- Born: Bette Lew Sotonoff January 28, 1937 Chicago, Illinois, U.S.
- Died: December 13, 2017 (aged 80) Tulsa, Oklahoma, U.S.
- Occupations: Writer; literary critic;
- Spouse: Howard Howland ​ ​(m. 1956, divorced)​
- Children: 2
- Parent(s): Sam Sotonoff Jessie Berger

= Bette Howland =

Bette Howland (January 28, 1937 – December 13, 2017) was an American writer and literary critic. She wrote for Commentary Magazine.

==Biography==
Born Bette Lee Sotonoff to Sam Sotonoff, a machinist, and Jessie Berger, a homemaker, she focused much of her work on her native Chicago, though she left the city in 1975.
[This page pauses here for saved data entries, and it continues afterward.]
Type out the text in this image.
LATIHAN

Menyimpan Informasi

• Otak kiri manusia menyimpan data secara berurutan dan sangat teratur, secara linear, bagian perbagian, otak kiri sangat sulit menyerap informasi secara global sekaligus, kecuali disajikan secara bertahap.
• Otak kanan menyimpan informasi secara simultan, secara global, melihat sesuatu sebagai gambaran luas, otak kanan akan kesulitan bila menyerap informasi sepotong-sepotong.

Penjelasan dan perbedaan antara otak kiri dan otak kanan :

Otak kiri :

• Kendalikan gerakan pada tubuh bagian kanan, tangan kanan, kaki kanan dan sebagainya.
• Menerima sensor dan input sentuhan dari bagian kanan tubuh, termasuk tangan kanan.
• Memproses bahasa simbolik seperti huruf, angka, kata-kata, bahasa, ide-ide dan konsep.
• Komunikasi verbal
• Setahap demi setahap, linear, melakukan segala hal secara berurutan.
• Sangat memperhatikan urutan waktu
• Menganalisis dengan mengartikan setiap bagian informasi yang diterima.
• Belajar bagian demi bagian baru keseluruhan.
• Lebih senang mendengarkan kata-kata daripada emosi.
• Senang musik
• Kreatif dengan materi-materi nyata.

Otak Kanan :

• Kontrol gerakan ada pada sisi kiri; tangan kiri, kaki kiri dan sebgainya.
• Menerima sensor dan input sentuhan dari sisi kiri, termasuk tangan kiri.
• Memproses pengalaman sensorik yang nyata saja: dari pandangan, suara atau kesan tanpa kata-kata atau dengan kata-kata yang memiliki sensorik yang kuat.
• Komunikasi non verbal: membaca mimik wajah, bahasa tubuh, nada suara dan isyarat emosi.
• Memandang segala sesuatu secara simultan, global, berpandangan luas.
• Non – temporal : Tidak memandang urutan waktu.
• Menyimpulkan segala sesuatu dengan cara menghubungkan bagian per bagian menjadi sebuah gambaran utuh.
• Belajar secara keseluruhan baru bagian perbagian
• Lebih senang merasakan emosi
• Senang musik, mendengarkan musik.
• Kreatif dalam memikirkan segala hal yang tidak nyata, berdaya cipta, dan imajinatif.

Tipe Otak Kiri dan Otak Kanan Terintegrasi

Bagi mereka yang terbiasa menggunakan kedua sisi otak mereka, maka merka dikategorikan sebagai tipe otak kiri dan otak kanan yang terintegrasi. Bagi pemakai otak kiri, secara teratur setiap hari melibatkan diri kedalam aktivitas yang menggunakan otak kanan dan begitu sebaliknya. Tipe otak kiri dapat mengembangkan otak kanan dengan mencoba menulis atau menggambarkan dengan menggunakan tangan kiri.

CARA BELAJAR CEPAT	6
In 1956, she married Howard Howland, a biologist. The couple had two sons but later separated and divorced, though she kept his surname. She worked as a librarian and did editorial work for the University of Chicago Press. She was a protegee, and sometime lover, of Saul Bellow.

Howland died on December 13, 2017, in Tulsa, Oklahoma, aged 80, while living near one of her sons, the philosopher Jacob Howland.

==Critical reappraisal==
In 2013 editor Brigid Hughes found Howland's book W-3 and decided to include some of Howland's work in an issue of the literary journal A Public Space dedicated to obscure and forgotten women writers.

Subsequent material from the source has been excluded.